Olga Ravn is thinking about work again. Her last novel, The Employees, was an unnerving sci-fi satire of corporate culture. It exhibits a series of witness statements, given by crew members both human and android, about an incident aboard a spacecraft. With it, Ravn opened an investigation into what it means to be alive and to labour. Now My Work, translated from the Danish by Sophia Hersi Smith and Jennifer Russell, brings these anxieties to bear on motherhood and maternal work.
Anna is pregnant. She gives birth. She cooks, cleans, breastfeeds. She takes her son to nursery, argues with her husband, and suffers from intrusive thoughts. She becomes pregnant again. The link between narrator and author is fuzzy: the novel begins with an unnamed person finding a pile of documents – diary entries, essays, poems, letters – written by Anna. Anna is the ‘I’ of ‘my work’, but is she really Olga Ravn?
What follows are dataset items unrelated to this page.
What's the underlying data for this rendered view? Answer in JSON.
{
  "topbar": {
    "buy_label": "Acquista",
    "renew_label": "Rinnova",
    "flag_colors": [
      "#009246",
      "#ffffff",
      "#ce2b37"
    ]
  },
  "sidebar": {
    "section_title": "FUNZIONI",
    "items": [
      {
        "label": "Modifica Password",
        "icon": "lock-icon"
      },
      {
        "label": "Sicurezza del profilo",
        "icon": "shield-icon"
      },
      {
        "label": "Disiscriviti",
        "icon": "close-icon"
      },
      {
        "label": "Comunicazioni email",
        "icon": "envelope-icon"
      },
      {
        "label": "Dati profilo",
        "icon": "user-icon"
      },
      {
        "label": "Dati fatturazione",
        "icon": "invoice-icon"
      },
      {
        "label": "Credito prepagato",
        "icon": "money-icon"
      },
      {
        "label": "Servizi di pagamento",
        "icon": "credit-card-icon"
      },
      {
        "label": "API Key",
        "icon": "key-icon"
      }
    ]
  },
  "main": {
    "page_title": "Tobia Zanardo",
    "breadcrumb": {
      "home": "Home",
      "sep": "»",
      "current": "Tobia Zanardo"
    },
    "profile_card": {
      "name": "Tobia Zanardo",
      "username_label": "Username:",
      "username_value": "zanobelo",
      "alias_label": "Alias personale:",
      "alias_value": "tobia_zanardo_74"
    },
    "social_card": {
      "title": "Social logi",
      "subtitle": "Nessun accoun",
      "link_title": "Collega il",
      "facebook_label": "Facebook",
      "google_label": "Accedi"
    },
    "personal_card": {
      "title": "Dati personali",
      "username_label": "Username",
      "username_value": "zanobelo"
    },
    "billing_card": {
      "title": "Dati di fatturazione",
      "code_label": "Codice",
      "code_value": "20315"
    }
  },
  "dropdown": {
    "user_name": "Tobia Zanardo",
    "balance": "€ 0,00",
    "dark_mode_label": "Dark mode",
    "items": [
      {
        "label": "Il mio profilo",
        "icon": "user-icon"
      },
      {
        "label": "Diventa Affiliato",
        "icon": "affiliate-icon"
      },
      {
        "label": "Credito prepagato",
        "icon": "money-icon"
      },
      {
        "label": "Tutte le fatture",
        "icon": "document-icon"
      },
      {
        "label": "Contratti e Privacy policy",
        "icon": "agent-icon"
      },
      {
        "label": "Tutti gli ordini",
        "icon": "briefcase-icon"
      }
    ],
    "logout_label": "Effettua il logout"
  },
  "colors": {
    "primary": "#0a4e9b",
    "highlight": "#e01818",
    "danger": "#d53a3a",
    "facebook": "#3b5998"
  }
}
After the birth, Anna finds her identity splinters: ‘life was divided into separate entities that had to fight amongst themselves for the right to exist’.
This drama of mother and other is the novel’s major theme. Ravn’s accounting of the costs (‘I have bought the child/with my body’) is unflinching and necessary. It is also repetitive, meandering, even agonising. My Work is hard work, and it calls the reader also to labour for reward.